Sec. 12.04. INVESTMENT COUNSELORS AND MANAGERS; CUSTODIAN OF ASSETS. (a) The board of trustees may employ professional investment counselors to advise and assist the board in the investment of the assets of the fund. The investment counseling service must be provided by a nationally known organization whose business functions include rendering continuous investment advisory service to public pension and retirement funds. The municipality may pay the entire cost of this counseling service. If not paid by the municipality, the cost may be paid from the assets of the fund.
(b) The board of trustees shall appoint investment managers for the fund by contracting for professional investment services with one or more organizations, which may include a bank if it has a trust department, that are in the business of managing investments.

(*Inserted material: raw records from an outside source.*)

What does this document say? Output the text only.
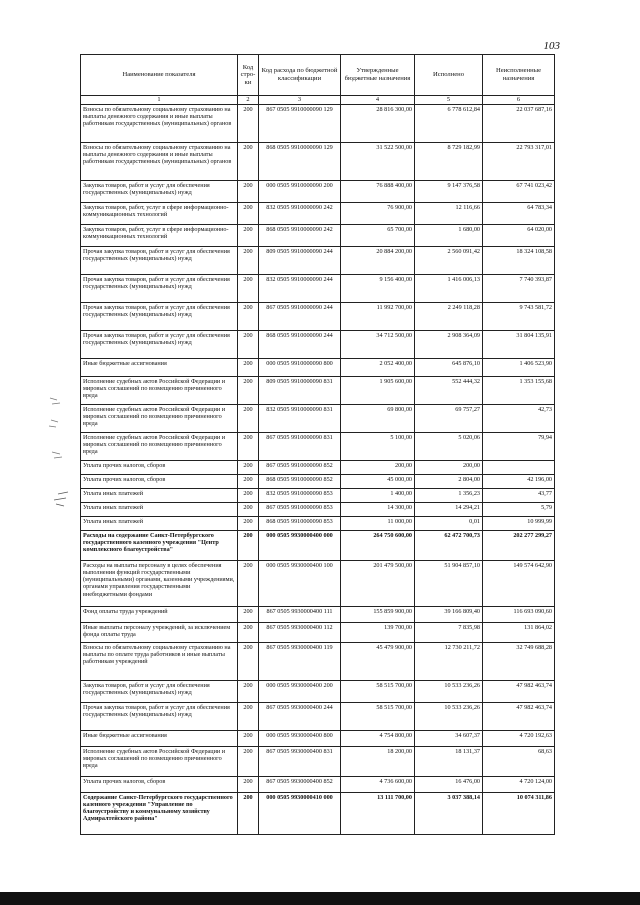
103
Наименование показателя	Код стро-ки	Код расхода по бюджетной классификации	Утвержденные бюджетные назначения	Исполнено	Неисполненные назначения
1	2	3	4	5	6
Взносы по обязательному социальному страхованию на выплаты денежного содержания и иные выплаты работникам государственных (муниципальных) органов	200	867 0505 9910000090 129	28 816 300,00	6 778 612,84	22 037 687,16
Взносы по обязательному социальному страхованию на выплаты денежного содержания и иные выплаты работникам государственных (муниципальных) органов	200	868 0505 9910000090 129	31 522 500,00	8 729 182,99	22 793 317,01
Закупка товаров, работ и услуг для обеспечения государственных (муниципальных) нужд	200	000 0505 9910000090 200	76 888 400,00	9 147 376,58	67 741 023,42
Закупка товаров, работ, услуг в сфере информационно-коммуникационных технологий	200	832 0505 9910000090 242	76 900,00	12 116,66	64 783,34
Закупка товаров, работ, услуг в сфере информационно-коммуникационных технологий	200	868 0505 9910000090 242	65 700,00	1 680,00	64 020,00
Прочая закупка товаров, работ и услуг для обеспечения государственных (муниципальных) нужд	200	809 0505 9910000090 244	20 884 200,00	2 560 091,42	18 324 108,58
Прочая закупка товаров, работ и услуг для обеспечения государственных (муниципальных) нужд	200	832 0505 9910000090 244	9 156 400,00	1 416 006,13	7 740 393,87
Прочая закупка товаров, работ и услуг для обеспечения государственных (муниципальных) нужд	200	867 0505 9910000090 244	11 992 700,00	2 249 118,28	9 743 581,72
Прочая закупка товаров, работ и услуг для обеспечения государственных (муниципальных) нужд	200	868 0505 9910000090 244	34 712 500,00	2 908 364,09	31 804 135,91
Иные бюджетные ассигнования	200	000 0505 9910000090 800	2 052 400,00	645 876,10	1 406 523,90
Исполнение судебных актов Российской Федерации и мировых соглашений по возмещению причиненного вреда	200	809 0505 9910000090 831	1 905 600,00	552 444,32	1 353 155,68
Исполнение судебных актов Российской Федерации и мировых соглашений по возмещению причиненного вреда	200	832 0505 9910000090 831	69 800,00	69 757,27	42,73
Исполнение судебных актов Российской Федерации и мировых соглашений по возмещению причиненного вреда	200	867 0505 9910000090 831	5 100,00	5 020,06	79,94
Уплата прочих налогов, сборов	200	867 0505 9910000090 852	200,00	200,00	
Уплата прочих налогов, сборов	200	868 0505 9910000090 852	45 000,00	2 804,00	42 196,00
Уплата иных платежей	200	832 0505 9910000090 853	1 400,00	1 356,23	43,77
Уплата иных платежей	200	867 0505 9910000090 853	14 300,00	14 294,21	5,79
Уплата иных платежей	200	868 0505 9910000090 853	11 000,00	0,01	10 999,99
Расходы на содержание Санкт-Петербургского государственного казенного учреждения "Центр комплексного благоустройства"	200	000 0505 9930000400 000	264 750 600,00	62 472 700,73	202 277 299,27
Расходы на выплаты персоналу в целях обеспечения выполнения функций государственными (муниципальными) органами, казенными учреждениями, органами управления государственными внебюджетными фондами	200	000 0505 9930000400 100	201 479 500,00	51 904 857,10	149 574 642,90
Фонд оплаты труда учреждений	200	867 0505 9930000400 111	155 859 900,00	39 166 809,40	116 693 090,60
Иные выплаты персоналу учреждений, за исключением фонда оплаты труда	200	867 0505 9930000400 112	139 700,00	7 835,98	131 864,02
Взносы по обязательному социальному страхованию на выплаты по оплате труда работников и иные выплаты работникам учреждений	200	867 0505 9930000400 119	45 479 900,00	12 730 211,72	32 749 688,28
Закупка товаров, работ и услуг для обеспечения государственных (муниципальных) нужд	200	000 0505 9930000400 200	58 515 700,00	10 533 236,26	47 982 463,74
Прочая закупка товаров, работ и услуг для обеспечения государственных (муниципальных) нужд	200	867 0505 9930000400 244	58 515 700,00	10 533 236,26	47 982 463,74
Иные бюджетные ассигнования	200	000 0505 9930000400 800	4 754 800,00	34 607,37	4 720 192,63
Исполнение судебных актов Российской Федерации и мировых соглашений по возмещению причиненного вреда	200	867 0505 9930000400 831	18 200,00	18 131,37	68,63
Уплата прочих налогов, сборов	200	867 0505 9930000400 852	4 736 600,00	16 476,00	4 720 124,00
Содержание Санкт-Петербургского государственного казенного учреждения "Управление по благоустройству и коммунальному хозяйству Адмиралтейского района"	200	000 0505 9930000410 000	13 111 700,00	3 037 388,14	10 074 311,86
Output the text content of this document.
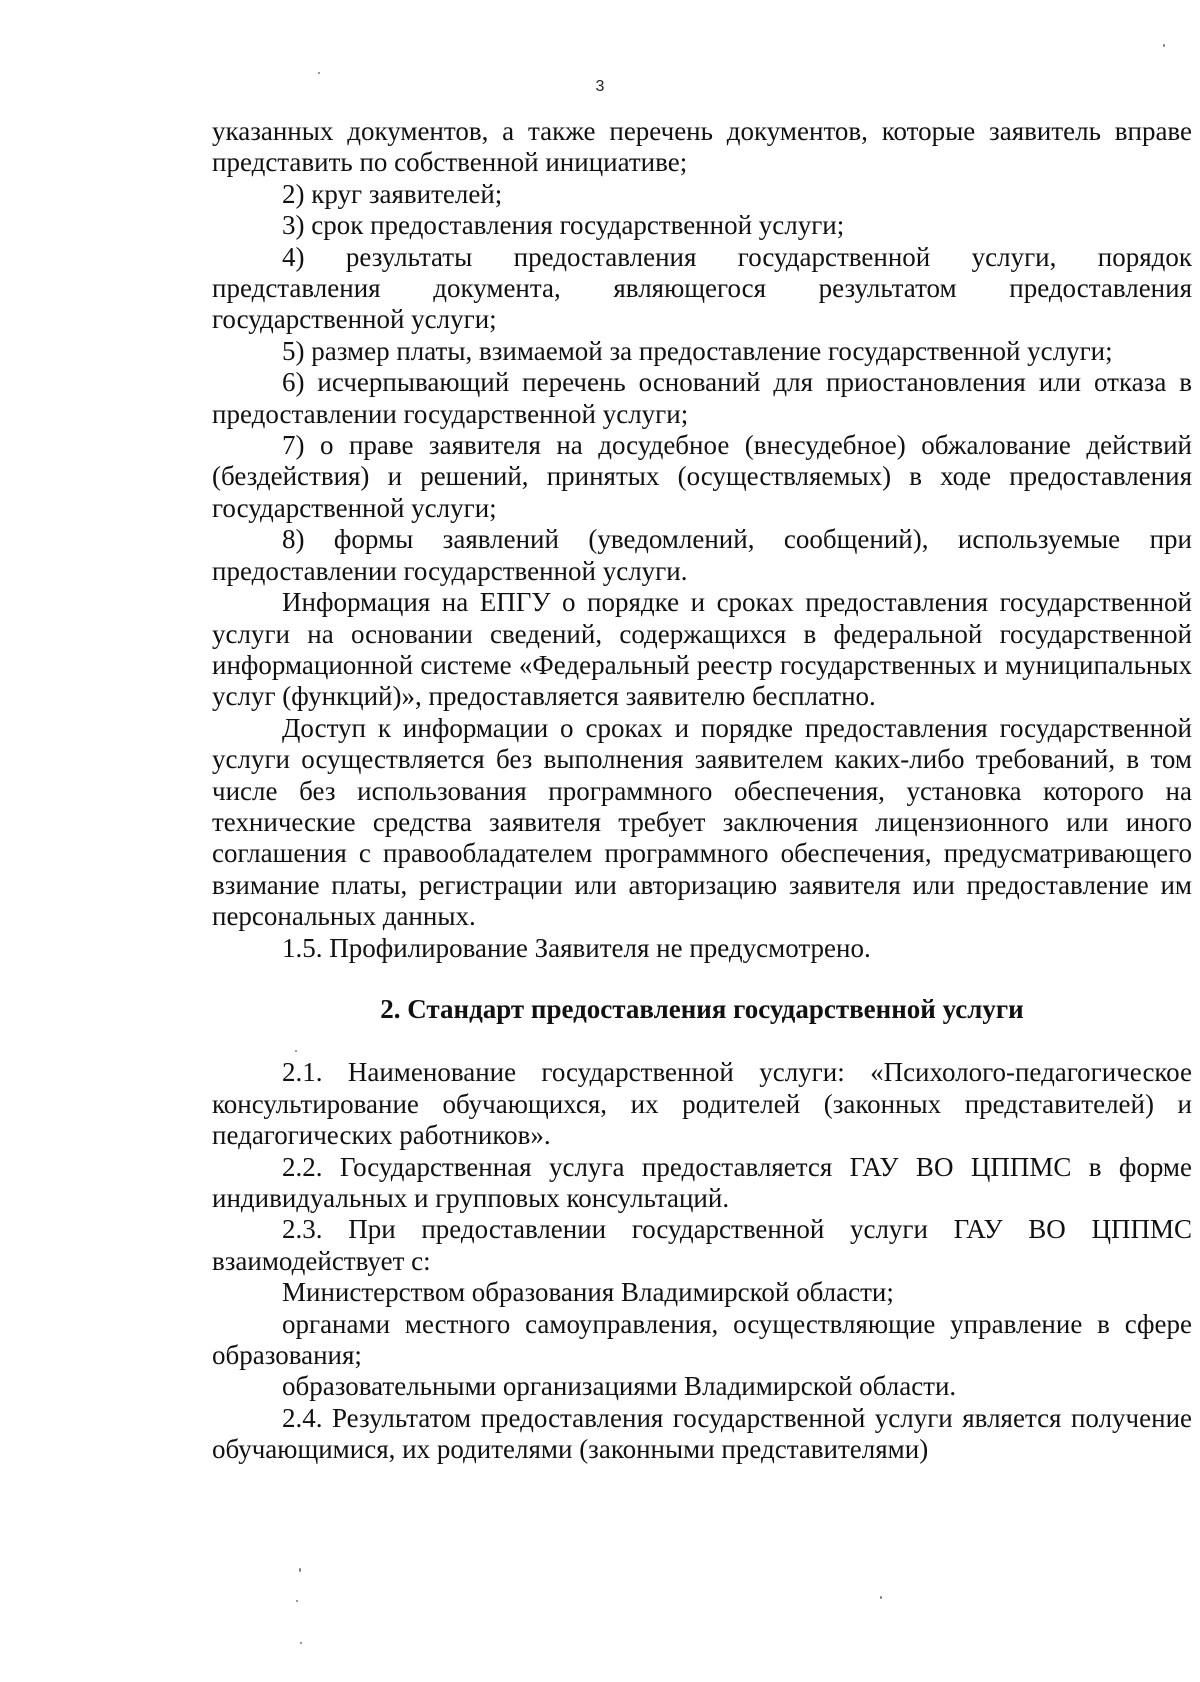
3

указанных документов, а также перечень документов, которые заявитель вправе представить по собственной инициативе;

2) круг заявителей;

3) срок предоставления государственной услуги;

4) результаты предоставления государственной услуги, порядок представления документа, являющегося результатом предоставления государственной услуги;

5) размер платы, взимаемой за предоставление государственной услуги;

6) исчерпывающий перечень оснований для приостановления или отказа в предоставлении государственной услуги;

7) о праве заявителя на досудебное (внесудебное) обжалование действий (бездействия) и решений, принятых (осуществляемых) в ходе предоставления государственной услуги;

8) формы заявлений (уведомлений, сообщений), используемые при предоставлении государственной услуги.

Информация на ЕПГУ о порядке и сроках предоставления государственной услуги на основании сведений, содержащихся в федеральной государственной информационной системе «Федеральный реестр государственных и муниципальных услуг (функций)», предоставляется заявителю бесплатно.

Доступ к информации о сроках и порядке предоставления государственной услуги осуществляется без выполнения заявителем каких-либо требований, в том числе без использования программного обеспечения, установка которого на технические средства заявителя требует заключения лицензионного или иного соглашения с правообладателем программного обеспечения, предусматривающего взимание платы, регистрации или авторизацию заявителя или предоставление им персональных данных.

1.5. Профилирование Заявителя не предусмотрено.

2. Стандарт предоставления государственной услуги

2.1. Наименование государственной услуги: «Психолого-педагогическое консультирование обучающихся, их родителей (законных представителей) и педагогических работников».

2.2. Государственная услуга предоставляется ГАУ ВО ЦППМС в форме индивидуальных и групповых консультаций.

2.3. При предоставлении государственной услуги ГАУ ВО ЦППМС взаимодействует с:

Министерством образования Владимирской области;

органами местного самоуправления, осуществляющие управление в сфере образования;

образовательными организациями Владимирской области.

2.4. Результатом предоставления государственной услуги является получение обучающимися, их родителями (законными представителями)
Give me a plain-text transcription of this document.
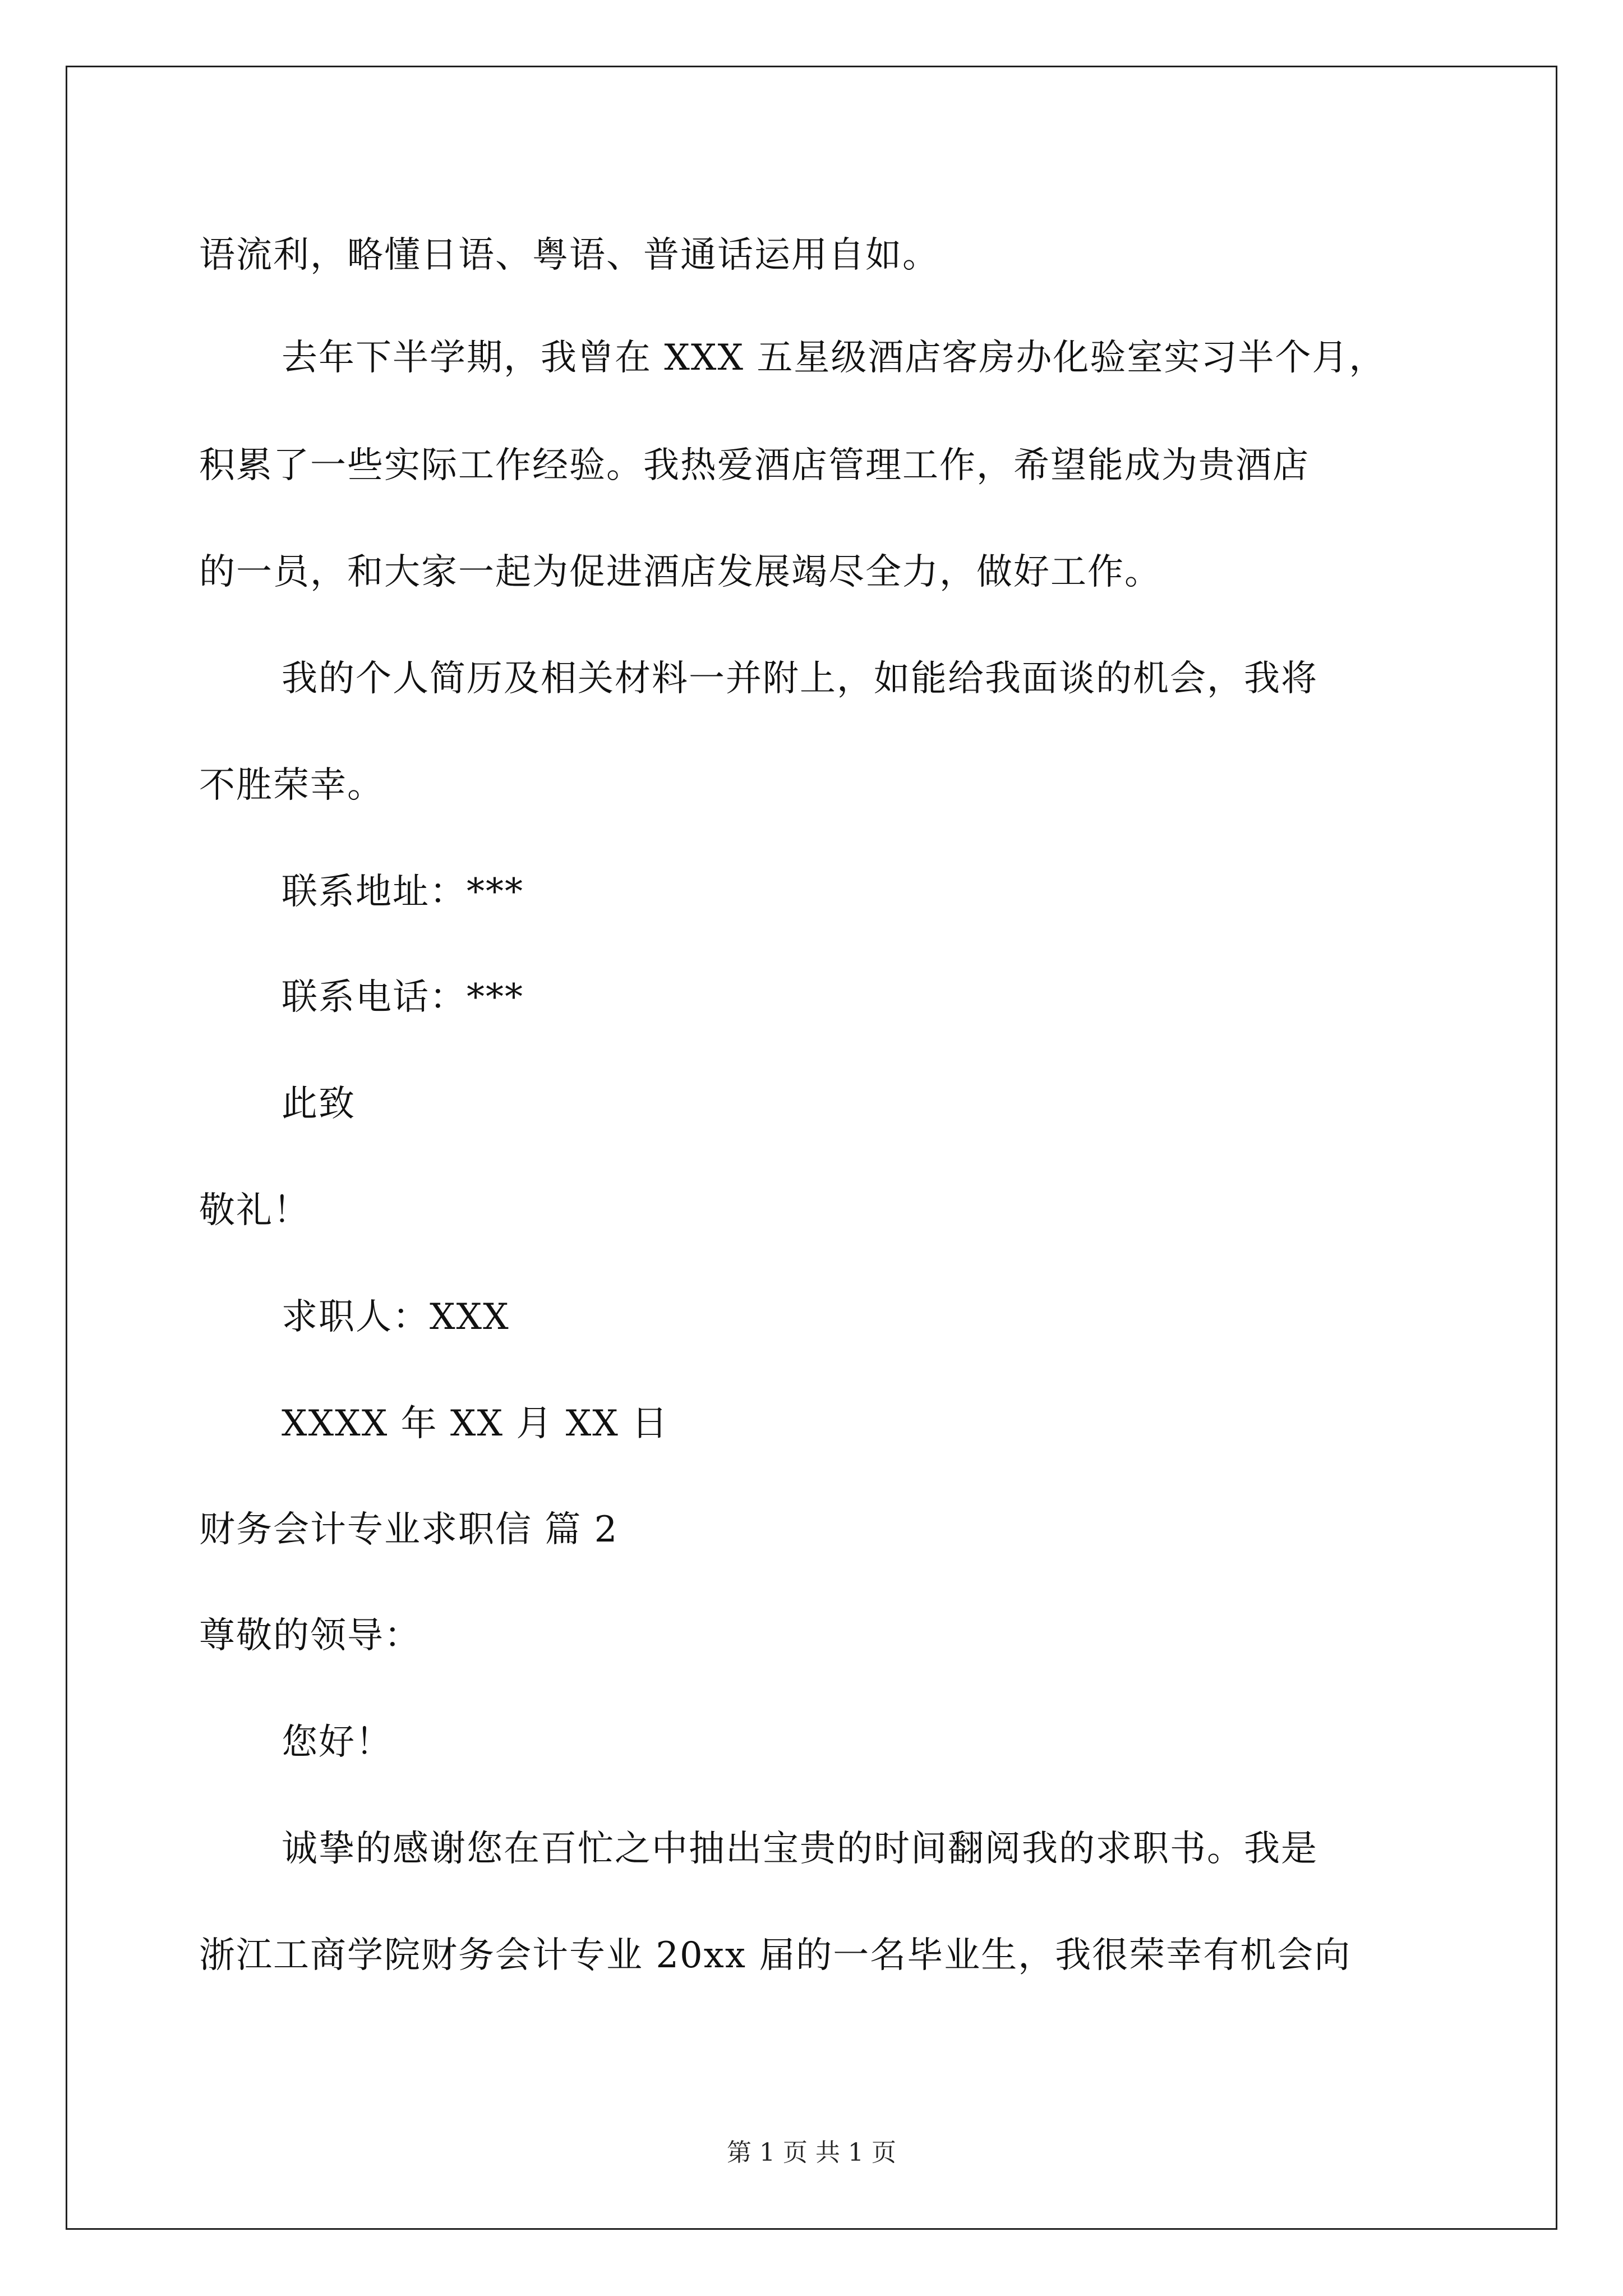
语流利，略懂日语、粤语、普通话运用自如。
去年下半学期，我曾在 XXX 五星级酒店客房办化验室实习半个月，
积累了一些实际工作经验。我热爱酒店管理工作，希望能成为贵酒店
的一员，和大家一起为促进酒店发展竭尽全力，做好工作。
我的个人简历及相关材料一并附上，如能给我面谈的机会，我将
不胜荣幸。
联系地址：***
联系电话：***
此致
敬礼！
求职人：XXX
XXXX 年 XX 月 XX 日
财务会计专业求职信 篇 2
尊敬的领导：
您好！
诚挚的感谢您在百忙之中抽出宝贵的时间翻阅我的求职书。我是
浙江工商学院财务会计专业 20xx 届的一名毕业生，我很荣幸有机会向
第 1 页 共 1 页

(c) To be eligible for appointment under Subsection (b) of this section, an investment manager must be:
(1) registered under the federal Investment Advisors Act of 1940 (15 U.S.C. 801b-1 et seq.);
(2) a bank as defined by that Act; or
(3) an insurance company qualified to perform investment services under the laws of more than one state.
(d) In a contract made under Subsection (b) of this section, the board shall specify any policies, requirements, or restrictions, including criteria for determining the quality of investments and for the use of standard rating services, that the board adopts for investments of the fund.
(e) The municipality may pay all or part of the cost of professional investment management services under a contract under Subsection (b) of this section. Any cost not paid directly by the municipality is payable from assets of the fund.
(f) The board of trustees may at any time and shall at frequent intervals monitor the investments made by any investment manager for the fund. The board may contract for professional evaluation services to fulfill this requirement.
(g) The municipality may pay all or part of the cost of professional evaluation services under Subsection (f) of this section. Any cost not paid directly by the municipality is payable from assets of the fund.
(h) The board may enter into an investment custody account agreement designating a state or national bank or a trust company as custodian for all assets allocated to or generated under the investment management contract.
(i) Under the custody account agreement, the board of trustees shall require the designated custodian to perform the duties and assume the responsibilities for assets under the contract for which the agreement is established.
(j) The municipality may pay all or part of the cost of services under a custody account agreement under Subsection (h) of this section. Any cost not paid directly by the municipality is payable from assets of the fund.
(k) An investment manager other than a bank having a contract with the fund under Subsection (b) of this section may not be a custodian of any assets of the fund.
(l) When demands of the fund require, the board shall withdraw from a custodian of fund assets money for use in paying benefits to members and other beneficiaries of the fund and for reasonable expenses of administering the fund, as approved by the board.